Ein Unterschied, den man nicht bemerkt, ist nicht relevant beim Versuch, etwas über die Welt herauszufinden.
El Schwalmo hat geschrieben:Welche 'Wirklichkeit' bilden Zahlen ab?
Ich denke, es ist umgekehrt. Die physikalische Wirklichkeit bildet sich nach mathematischen Strukturen.
El Schwalmo hat geschrieben:Oder 'gibt' es Mathematik, wenn es keine Menschen mehr gibt?
Eine Antwort darauf werde ich in einen neuen Thread auslagern, weil sie soviele Bilder enthält, das würde diesen Thread sprengen.

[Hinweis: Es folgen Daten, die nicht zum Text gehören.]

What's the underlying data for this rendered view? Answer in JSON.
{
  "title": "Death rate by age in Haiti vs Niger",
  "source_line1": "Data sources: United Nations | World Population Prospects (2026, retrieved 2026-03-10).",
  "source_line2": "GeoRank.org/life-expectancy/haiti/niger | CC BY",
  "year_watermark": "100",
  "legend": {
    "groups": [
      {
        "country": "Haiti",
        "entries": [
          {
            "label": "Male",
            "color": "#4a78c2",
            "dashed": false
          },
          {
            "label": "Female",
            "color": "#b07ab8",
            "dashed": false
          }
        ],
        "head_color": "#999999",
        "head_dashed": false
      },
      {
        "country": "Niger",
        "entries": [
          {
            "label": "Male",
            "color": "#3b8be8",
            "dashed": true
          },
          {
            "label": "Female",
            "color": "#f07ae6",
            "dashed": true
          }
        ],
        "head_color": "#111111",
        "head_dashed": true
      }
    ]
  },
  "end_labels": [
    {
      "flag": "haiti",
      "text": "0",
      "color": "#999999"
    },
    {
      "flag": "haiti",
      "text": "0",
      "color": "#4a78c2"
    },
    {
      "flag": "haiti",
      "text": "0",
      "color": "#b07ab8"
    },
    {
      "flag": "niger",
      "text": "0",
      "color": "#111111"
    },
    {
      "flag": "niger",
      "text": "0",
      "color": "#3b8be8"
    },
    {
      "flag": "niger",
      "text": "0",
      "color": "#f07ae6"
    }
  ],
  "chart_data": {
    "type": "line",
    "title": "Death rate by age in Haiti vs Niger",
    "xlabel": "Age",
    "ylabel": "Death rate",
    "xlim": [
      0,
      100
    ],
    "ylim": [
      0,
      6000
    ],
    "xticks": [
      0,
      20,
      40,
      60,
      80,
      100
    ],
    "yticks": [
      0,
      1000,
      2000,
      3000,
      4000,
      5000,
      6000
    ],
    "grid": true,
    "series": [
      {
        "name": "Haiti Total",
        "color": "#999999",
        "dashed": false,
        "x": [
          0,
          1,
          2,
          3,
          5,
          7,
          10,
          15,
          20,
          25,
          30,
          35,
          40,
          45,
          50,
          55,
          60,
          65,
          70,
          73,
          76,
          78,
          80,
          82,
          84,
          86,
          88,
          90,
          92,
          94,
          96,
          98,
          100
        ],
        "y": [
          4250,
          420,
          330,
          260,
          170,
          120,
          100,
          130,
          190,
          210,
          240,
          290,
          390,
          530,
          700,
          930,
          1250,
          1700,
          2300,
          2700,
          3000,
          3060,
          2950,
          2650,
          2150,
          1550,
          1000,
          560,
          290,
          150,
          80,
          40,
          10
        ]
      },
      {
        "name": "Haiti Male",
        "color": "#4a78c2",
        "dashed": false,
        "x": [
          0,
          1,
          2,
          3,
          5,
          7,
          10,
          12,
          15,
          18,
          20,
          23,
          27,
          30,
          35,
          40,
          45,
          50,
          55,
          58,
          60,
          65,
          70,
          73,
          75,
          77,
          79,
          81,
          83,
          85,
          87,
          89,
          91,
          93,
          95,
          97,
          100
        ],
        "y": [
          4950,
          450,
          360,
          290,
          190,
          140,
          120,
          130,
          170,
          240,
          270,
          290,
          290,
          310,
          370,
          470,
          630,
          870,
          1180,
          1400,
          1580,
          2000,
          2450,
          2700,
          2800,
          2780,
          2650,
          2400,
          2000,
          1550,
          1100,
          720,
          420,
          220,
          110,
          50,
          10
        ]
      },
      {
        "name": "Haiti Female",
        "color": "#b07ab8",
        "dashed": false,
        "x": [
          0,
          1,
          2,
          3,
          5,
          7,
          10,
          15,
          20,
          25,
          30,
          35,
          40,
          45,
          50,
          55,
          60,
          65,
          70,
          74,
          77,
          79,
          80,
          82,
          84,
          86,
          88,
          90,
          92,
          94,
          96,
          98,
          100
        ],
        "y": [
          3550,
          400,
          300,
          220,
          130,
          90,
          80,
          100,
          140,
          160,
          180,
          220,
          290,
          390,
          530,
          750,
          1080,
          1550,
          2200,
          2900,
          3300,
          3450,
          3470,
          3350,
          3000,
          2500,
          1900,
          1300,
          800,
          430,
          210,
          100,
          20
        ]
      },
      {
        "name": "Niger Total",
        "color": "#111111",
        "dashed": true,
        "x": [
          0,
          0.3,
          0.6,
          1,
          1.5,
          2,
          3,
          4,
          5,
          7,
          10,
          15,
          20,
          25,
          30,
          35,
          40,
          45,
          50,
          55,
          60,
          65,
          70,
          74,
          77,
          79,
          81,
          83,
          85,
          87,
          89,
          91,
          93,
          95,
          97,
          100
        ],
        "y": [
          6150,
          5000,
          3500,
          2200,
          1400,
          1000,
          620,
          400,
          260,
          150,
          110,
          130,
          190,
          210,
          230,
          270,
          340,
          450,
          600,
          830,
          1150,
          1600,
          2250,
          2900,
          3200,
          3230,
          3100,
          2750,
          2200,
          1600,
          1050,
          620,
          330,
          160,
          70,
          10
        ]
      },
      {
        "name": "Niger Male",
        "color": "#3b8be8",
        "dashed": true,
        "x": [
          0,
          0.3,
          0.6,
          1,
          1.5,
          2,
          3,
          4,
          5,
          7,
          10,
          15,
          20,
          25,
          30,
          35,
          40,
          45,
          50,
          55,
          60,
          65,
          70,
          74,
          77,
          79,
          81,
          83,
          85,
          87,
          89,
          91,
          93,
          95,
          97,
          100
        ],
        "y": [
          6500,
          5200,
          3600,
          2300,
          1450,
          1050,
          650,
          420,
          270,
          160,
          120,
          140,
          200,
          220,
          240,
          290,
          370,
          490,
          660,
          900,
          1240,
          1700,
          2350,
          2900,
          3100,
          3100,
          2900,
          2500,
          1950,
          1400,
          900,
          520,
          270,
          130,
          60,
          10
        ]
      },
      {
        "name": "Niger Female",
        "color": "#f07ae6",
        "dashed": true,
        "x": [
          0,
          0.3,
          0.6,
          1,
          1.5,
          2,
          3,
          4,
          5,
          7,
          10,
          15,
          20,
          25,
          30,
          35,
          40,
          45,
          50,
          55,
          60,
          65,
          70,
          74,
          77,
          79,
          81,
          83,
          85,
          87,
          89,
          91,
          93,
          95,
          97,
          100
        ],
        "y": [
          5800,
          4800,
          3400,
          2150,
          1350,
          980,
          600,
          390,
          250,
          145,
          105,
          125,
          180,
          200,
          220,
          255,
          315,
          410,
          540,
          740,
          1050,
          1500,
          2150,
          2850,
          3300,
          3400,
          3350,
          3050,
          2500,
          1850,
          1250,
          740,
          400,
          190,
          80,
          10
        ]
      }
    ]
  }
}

El Schwalmo hat geschrieben:'Da draußen' 'gibt' es keine Dreiecke.
Nein? Ein kleines Rätsel:
Ein Jäger geht von seiner Hütte 1000 Schritte nach Süden, dann geht er 1000 Schritte nach Westen. Dort schießt er einen Bären. Anschließend geht der Jäger 1000 Schritte nach Norden und gelangt bei seiner Hütte an. Welche Farbe hatte der Bär?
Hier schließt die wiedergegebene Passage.